Relation r[A*B] [UNI,INJ] means the relation is both univalent and injective.

We have to do this for every relation:

CONTEXT Presidents

RELATION firstname[President*Name] [UNI]
MEANING "The first name of a president is registered in this relation."

RELATION lastname[President*Surname]
MEANING "The last name of a president is registered in this relation."

RELATION birth[President*Date] [UNI]
MEANING "The date of birth of a president is registered in this relation."

RELATION state[President*State] [UNI]
MEANING "The state in which a president was born is registered in this relation."

RELATION capital[State*City] [UNI,INJ]
MEANING "The capital of a state is registered in this relation."

ENDCONTEXT

Five decisions have been made here:

We will register only one first name for every president, as a result of constraining the relation firstname to be univalent.
The system may register multiple last names, as a result of not imposing any constraints on the relation lastname.
Only one date of birth will be registered, as a result of constraining the relation birth to be univalent
Only one state of birth will be registered, as a result of constraining the relation state to be univalent
Every state has only one capital city and every city is capital to only one state, as a result of constraining the relation capital to be univalent and injective.

Note that we can envelop the relation definition in a CONTEXT and run it on RAP3. Ampersand will produce the following data model:

Bonus

In this video you sit in in a private lecture in Dutch on data modeling.

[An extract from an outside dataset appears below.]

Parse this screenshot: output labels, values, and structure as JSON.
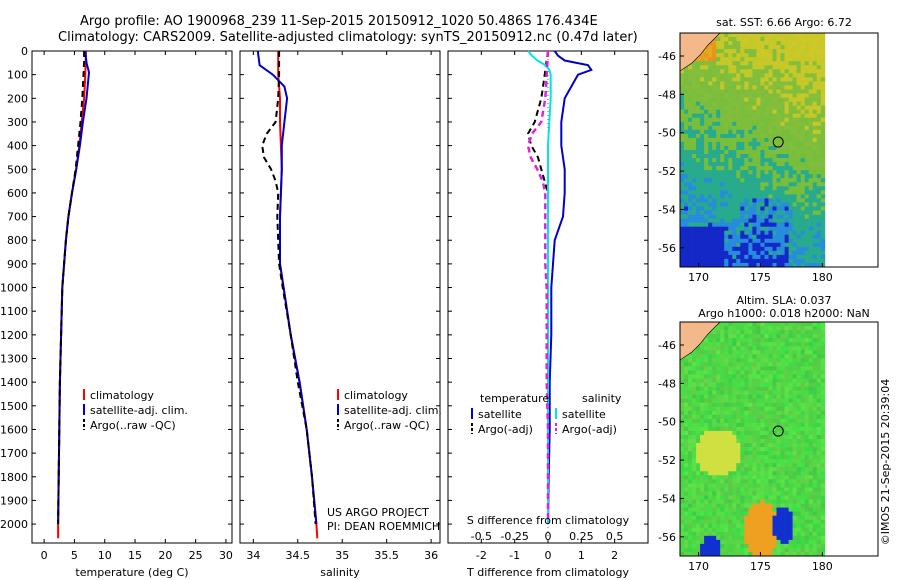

In 32 minutes, most of the above is being discussed. It may help you to get a different perspective on the theory above.

Assignment

Generate a functional specification from this script, open the generated document, and look up what your data model looks like.
Make a data analysis of a small problem of your own choosing; then generate a functional specification from that script.

What have you learned?

After finishing your assignment, you have learned:

why it makes sense to analyse actual data samples for creating a data model;
how to analyze spreadsheet data and produce relations from it;
why it is necessary to document meaning for each relation;
how to constrain relations with univalence and injectivity;
how easily mistakes are made (by using the Ampersand compiler in the assignment);
how Ampersand's messages help you fix mistakes;
how to make Ampersand create a data model based on your data analysis.